Im Interview mit freiheit.org fasst die Expertin für Umsiedlung und Migration, Dr. Rubio Díaz Leal, die aktuelle Lage wie folgt zusammen: „Betrachtet man die Narrative und das Framing, wie es durch die neue Regierung an den Tag gelegt wird, dann würde sich daraus eine kohärente, integrale und inklusive Migrationspolitik ergeben.“ Inwieweit der Präsident aus diesen Narrativen tatsächlich ein neues Regierungshandeln und schließlich konkrete Gesetze ableitet, erscheint der Expertin hingegen fraglich. Es lassen sich jedoch erste Ansätze erkennen.

Ein Novum in der Migrationspolitik sind beispielsweise die Vergabe von humanitären Visa, die den Migranten nicht nur einen zwischenzeitlichen legalen Aufenthalt bieten, sondern auch eine Arbeitserlaubnis sowie Zugang zur Gesundheitsversorgung bieten. Darüber hinaus hat die Regierung unter Andres Manuel López Obrador (AMLO) eine Entwicklungsinitiative für Südmexiko gestartet. Sie umfasst große Infrastrukturprojekte wie den „Maya-Zug“, um die Region touristisch zu erschließen und damit die Wirtschaft anzukurbeln. Die zentralamerikanischen Migranten sollen sich – wie  Gastarbeiter– an dem Projekt beteiligen. Weiterhin hat AMLO an seinem ersten Tag nach der Amtseinführung einen mexikanischen Marshall-Plan mit den Regierungen des Norddreiecks (Guatemala, Honduras, El Salvador) verabschiedet, um die Entwicklung der südlichen Nachbarregion zu forcieren und dadurch die Fluchtursachen zu bekämpfen.

Dr.
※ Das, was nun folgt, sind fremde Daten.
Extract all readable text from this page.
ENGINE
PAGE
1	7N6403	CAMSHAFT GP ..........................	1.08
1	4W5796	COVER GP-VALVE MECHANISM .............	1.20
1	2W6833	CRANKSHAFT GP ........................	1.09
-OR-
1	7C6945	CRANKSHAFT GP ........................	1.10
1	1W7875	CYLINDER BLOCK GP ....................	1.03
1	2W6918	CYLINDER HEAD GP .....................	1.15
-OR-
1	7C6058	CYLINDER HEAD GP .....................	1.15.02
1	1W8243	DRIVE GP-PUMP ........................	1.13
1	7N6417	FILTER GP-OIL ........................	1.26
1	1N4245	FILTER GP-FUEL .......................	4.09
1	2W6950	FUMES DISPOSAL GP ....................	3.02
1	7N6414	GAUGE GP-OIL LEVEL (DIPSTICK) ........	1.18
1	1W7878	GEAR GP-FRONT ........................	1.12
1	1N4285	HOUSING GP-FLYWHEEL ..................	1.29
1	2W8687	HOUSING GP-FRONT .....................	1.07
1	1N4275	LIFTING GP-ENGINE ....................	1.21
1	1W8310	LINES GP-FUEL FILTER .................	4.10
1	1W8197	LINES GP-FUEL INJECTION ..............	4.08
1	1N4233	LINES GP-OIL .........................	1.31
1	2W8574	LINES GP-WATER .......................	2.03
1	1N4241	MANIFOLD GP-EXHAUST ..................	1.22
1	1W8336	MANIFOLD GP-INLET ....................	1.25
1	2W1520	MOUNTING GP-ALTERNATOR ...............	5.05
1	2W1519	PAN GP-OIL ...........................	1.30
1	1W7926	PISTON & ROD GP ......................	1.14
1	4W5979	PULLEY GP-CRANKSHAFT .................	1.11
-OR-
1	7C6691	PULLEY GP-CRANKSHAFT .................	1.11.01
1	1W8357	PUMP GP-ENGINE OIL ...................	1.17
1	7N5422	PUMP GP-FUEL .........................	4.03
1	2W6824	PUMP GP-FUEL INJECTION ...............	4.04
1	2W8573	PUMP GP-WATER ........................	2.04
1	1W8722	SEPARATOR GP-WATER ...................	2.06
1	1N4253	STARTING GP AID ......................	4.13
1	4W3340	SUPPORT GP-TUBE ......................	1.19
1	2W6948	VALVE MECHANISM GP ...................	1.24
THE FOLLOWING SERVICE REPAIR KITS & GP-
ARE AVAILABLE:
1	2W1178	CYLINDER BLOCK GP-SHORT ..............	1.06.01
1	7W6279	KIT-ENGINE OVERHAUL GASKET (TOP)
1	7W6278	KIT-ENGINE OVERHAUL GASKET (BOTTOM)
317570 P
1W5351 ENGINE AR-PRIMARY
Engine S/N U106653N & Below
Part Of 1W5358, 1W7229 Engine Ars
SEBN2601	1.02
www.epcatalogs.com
Brown-Gort begrüßt diese ersten Schritte in, wie er sagt, die „richtige Richtung“. Nichtsdestotrotz sieht er große Herausforderungen vor allem bei der Finanzierung und damit verbunden einer schnellen Umsetzung, um die „Migrationswende“ zu schaffen.

Ein Migrant aus Zentralamerika hält eine Plakate mit dem Schrift : " Wir haben nicht gegen der Mexikaner, aber schon gegen der Politik der mexikanischen Regierung"
Ein Migrant aus Zentralamerika hält eine Plakate mit dem Schrift : " Wir haben nicht gegen der Mexikaner, aber schon gegen der Politik der mexikanischen Regierung" © CC BY 2.0 / Flickr / Prensa CIDH

Der neue Ansatz strebt an, die Migrationsströme in die USA durch eine „Freizone“ im Grenzgebiet zu konterkarieren. Die im Januar etablierte Freizone soll Arbeitsmöglichkeiten durch dramatische Senkung der Mehrwertsteuer (von 16 Prozent zu 8 Prozent) und Gewerbsteuer (von 30 Prozent zu 20 Prozent) sowie die Verdopplung des Mindestlohns auf 8,15€ pro Tag schaffen. Von diesen Neuerungen sollen nicht nur die Mexikaner, sondern auch Migranten aus den Karawanen profitieren.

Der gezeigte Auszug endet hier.